La diversità corre su frequenze compatibili

di Pinhas Yarona

Carissimo Giuseppe,

la ringrazio per la sua lettera; sono rimasta molto impressionata dalle sue parole.
Sono appena rientrata da Israele e spero di essere in tempo per scrivere alcune righe. Non mi è facile esprimermi con le parole, non solo perché lo sto facendo in una lingua che non è la mia, ma anche perché si tratta di un’esperienza profonda ed unica quella sperimentata al campo di Auronzo. Il ricordo mi ha seguito fino a casa, in Israele, dove ho raccontato delle attività di Macondo che hanno suscitato grande interesse.
Quando ho ricevuto la telefonata di Paola in cui mi invitava a partecipare al campo, ho acconsentito con entusiasmo, ma poi mi sono accorta che questo voleva dire rimandare il mio ritorno a casa. Mi consultai con mia madre, la quale con grande saggezza mi disse: “Vai, perché te ne potresti pentire”… non sapeva quanto sarebbe stato vero…
Pensavo di tenere la solita relazione, rispondere alle domande e tornarmene a casa.
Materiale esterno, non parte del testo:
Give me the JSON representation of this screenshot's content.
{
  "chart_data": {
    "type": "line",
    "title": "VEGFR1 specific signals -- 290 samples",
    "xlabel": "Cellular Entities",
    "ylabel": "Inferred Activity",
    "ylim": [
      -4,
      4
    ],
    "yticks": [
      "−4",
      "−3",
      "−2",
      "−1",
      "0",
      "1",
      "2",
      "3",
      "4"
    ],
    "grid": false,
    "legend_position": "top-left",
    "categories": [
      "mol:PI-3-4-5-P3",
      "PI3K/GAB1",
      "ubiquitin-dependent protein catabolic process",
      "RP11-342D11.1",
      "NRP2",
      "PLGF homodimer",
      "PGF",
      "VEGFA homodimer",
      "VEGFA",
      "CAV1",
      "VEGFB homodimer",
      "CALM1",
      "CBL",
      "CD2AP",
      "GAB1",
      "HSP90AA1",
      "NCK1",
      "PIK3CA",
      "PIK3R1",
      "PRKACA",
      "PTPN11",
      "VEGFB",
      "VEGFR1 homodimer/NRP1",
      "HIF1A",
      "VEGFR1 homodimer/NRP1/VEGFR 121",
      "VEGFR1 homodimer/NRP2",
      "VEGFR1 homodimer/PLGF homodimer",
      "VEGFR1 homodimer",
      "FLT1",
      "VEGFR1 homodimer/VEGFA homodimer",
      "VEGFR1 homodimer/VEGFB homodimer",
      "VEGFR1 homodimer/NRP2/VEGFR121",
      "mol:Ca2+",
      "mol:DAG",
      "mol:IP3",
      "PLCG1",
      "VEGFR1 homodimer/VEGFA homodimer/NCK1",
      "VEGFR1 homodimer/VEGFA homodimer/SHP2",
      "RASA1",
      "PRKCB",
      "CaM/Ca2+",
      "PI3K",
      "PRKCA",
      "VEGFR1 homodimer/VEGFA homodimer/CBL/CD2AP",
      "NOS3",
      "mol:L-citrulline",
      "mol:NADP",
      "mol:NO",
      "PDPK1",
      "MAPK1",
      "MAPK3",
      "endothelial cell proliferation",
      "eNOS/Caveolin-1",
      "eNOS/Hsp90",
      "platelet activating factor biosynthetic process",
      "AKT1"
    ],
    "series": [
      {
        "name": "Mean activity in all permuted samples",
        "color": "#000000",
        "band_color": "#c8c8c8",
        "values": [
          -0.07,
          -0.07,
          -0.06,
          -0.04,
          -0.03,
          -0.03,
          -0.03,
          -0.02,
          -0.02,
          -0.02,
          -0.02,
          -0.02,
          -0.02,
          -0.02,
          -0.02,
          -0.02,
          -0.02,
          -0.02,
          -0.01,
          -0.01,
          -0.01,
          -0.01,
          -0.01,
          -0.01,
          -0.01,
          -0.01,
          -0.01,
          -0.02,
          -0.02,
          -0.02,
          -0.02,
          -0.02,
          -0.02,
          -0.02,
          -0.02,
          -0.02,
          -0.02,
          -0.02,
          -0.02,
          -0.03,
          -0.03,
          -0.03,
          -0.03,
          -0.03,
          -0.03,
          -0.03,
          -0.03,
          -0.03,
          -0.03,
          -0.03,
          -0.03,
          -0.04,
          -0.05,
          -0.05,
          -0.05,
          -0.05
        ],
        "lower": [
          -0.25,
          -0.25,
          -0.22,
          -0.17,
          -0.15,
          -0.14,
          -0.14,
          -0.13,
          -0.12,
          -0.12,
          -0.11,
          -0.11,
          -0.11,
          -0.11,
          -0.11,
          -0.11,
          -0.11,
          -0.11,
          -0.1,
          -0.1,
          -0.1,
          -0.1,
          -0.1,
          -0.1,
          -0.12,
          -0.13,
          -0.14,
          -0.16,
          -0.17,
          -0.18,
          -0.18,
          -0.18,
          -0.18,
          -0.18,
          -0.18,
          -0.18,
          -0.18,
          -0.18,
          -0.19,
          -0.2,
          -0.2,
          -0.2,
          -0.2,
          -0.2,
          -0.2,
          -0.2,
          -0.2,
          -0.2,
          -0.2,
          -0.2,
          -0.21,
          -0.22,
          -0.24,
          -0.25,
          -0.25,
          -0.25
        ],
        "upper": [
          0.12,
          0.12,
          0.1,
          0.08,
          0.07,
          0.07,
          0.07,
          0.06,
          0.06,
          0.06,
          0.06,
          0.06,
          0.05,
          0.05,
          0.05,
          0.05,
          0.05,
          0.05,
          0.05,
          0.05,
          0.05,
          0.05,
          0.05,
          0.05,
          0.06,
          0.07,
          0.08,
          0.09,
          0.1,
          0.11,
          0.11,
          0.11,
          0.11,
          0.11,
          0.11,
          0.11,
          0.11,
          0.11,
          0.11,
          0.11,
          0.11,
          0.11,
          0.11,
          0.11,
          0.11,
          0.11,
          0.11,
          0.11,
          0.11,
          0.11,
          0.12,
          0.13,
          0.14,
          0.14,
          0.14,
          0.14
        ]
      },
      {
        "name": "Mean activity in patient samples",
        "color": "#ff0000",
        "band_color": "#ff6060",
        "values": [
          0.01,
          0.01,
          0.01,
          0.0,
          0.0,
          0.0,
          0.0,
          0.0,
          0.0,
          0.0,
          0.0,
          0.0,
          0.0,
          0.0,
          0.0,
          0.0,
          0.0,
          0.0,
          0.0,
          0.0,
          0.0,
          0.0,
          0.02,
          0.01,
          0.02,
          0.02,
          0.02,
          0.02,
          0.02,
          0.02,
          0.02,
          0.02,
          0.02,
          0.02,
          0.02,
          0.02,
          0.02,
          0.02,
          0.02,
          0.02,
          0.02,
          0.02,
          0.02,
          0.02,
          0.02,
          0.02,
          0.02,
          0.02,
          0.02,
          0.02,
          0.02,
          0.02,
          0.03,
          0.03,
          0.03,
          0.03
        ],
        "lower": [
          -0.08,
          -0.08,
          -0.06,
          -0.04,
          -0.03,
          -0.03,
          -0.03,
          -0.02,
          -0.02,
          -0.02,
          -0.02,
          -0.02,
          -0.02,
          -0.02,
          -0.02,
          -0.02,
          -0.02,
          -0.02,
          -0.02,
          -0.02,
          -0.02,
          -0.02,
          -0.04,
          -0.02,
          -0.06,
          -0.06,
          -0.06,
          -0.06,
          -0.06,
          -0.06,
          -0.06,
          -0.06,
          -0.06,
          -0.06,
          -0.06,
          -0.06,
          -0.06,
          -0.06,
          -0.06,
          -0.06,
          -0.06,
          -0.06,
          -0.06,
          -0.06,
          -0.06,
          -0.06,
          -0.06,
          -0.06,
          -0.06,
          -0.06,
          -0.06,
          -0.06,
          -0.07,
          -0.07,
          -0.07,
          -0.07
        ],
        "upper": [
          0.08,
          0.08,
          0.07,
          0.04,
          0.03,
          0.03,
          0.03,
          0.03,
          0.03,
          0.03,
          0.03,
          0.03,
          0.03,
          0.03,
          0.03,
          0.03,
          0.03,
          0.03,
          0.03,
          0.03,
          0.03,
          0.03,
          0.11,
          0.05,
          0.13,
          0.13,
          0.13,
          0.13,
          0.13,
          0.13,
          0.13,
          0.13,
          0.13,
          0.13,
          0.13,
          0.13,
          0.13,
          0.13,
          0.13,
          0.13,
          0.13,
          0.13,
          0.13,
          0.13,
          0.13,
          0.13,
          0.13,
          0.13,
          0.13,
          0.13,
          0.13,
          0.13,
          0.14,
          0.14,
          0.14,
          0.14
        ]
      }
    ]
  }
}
Si dice che le cose che non ci aspettiamo sono le più magiche, ed io per la prima volta ho sperimentato un momento alchimico, la trasformazione di un semplice incontro tra relatore e pubblico, parole dette e parole ascoltate, confronto israeliano-italiano-brasiliano, confronto cristiano-ebraico in un’atmosfera che esprimeva un tutt’uno. Non c’era né l’inizio né la fine, né la dualità delle cose ma soltanto il sentirsi in fondo tutti esseri umani che intraprendono lo stesso cammino…
Chi a piedi scalzi, chi meno, chi sceglie un sentiero, chi un altro per arrivare all’infinito ed allo stesso tempo a se stesso. Chi lascia spazio ad altre conoscenze ed esperienze e chi ne fa a meno.
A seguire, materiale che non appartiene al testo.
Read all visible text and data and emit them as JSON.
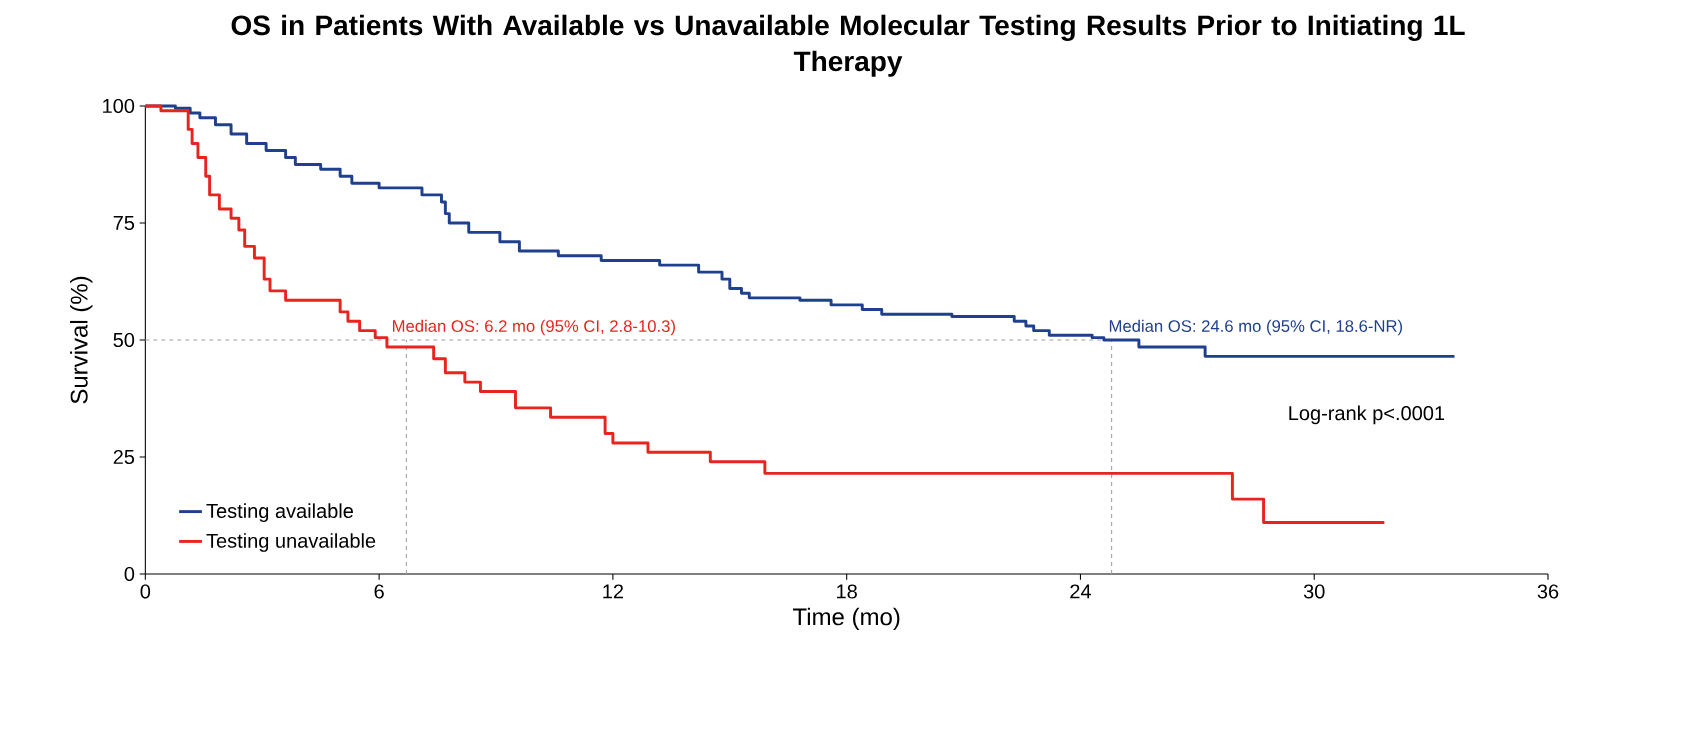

La mia esperienza è quella di un’israelita in Italia già da quattro anni. Il mio entusiasmo iniziale era di vivere un’esperienza in un paese totalmente diverso dal mio, di cui ammiravo la cultura. Sono arrivata con una valigia e senza pregiudizi o grandi aspettative. Volevo utilizzare questo soggiorno per confrontarmi ed allo stesso tempo arricchirmi tramite l’incontro con una cultura ed una religione diverse dalla mia. Ho dovuto tante volte spiegare cosa vuol dire essere ebrea, affrontare pregiudizi sugli ebrei e giustificare la politica in Israele.
Così, per le persone non ero più Yarona, ma soprattutto “la israeliana di religione ebraica” e per la burocrazia una straniera che per di più sarebbe venuta in Italia per fare lavori saltuari. Ho scoperto che l’Italiano medio è molto gentile e simpatico, ma non si fida a far entrare uno straniero a casa sua. Il mio senso di esclusione è terminato quando ho conosciuto varie persone che facevano parte dell’organizzazione “Servas” il cui scopo è ampliare la conoscenza dei vari popoli tramite uno scambio di ospitalità. Finalmente ho iniziato ad ambientarmi anche grazie al lavoro.
Purtroppo da questa esperienza ho capito che con tutta la buona volontà nel sentirsi “un cittadino del mondo”, ci sia sempre qualcuno o qualcosa che ti farà capire che sei soltanto un ospite di passaggio. Paradossalmente alla fine di questo processo la tua identità di casa si accentua.
Poi è arrivato l’incontro con Macondo che mi ha fatto capire che ci sono tante altre persone che con tanta devozione stanno costruendo un ponte di amicizia, solidarietà e comunione per far sì che tutti noi possiamo vivere in un mondo di fratellanza e pace.
Vorrei unirmi a voi ed essere parte di tutto questo. Quanto simbolica e splendida fu l’esperienza della scalata di gruppo sulla montagna per poi riunirci la sera per ballare e cantare insieme fino a notte fonda. Mi è veramente dispiaciuto lasciare il campo prima della sua conclusione e quando ho salutato i partecipanti sentivo di aver conquistato nuovi amici che speravo di rivedere presto.
Senza aspettare un altro diluvio universale, vorrei vedere un arcobaleno composto dei colori che simbolizzino tutti i popoli in questa terra, distinti e uniti allo stesso tempo, che si rifletta sulla terra e risplenderà nel cielo.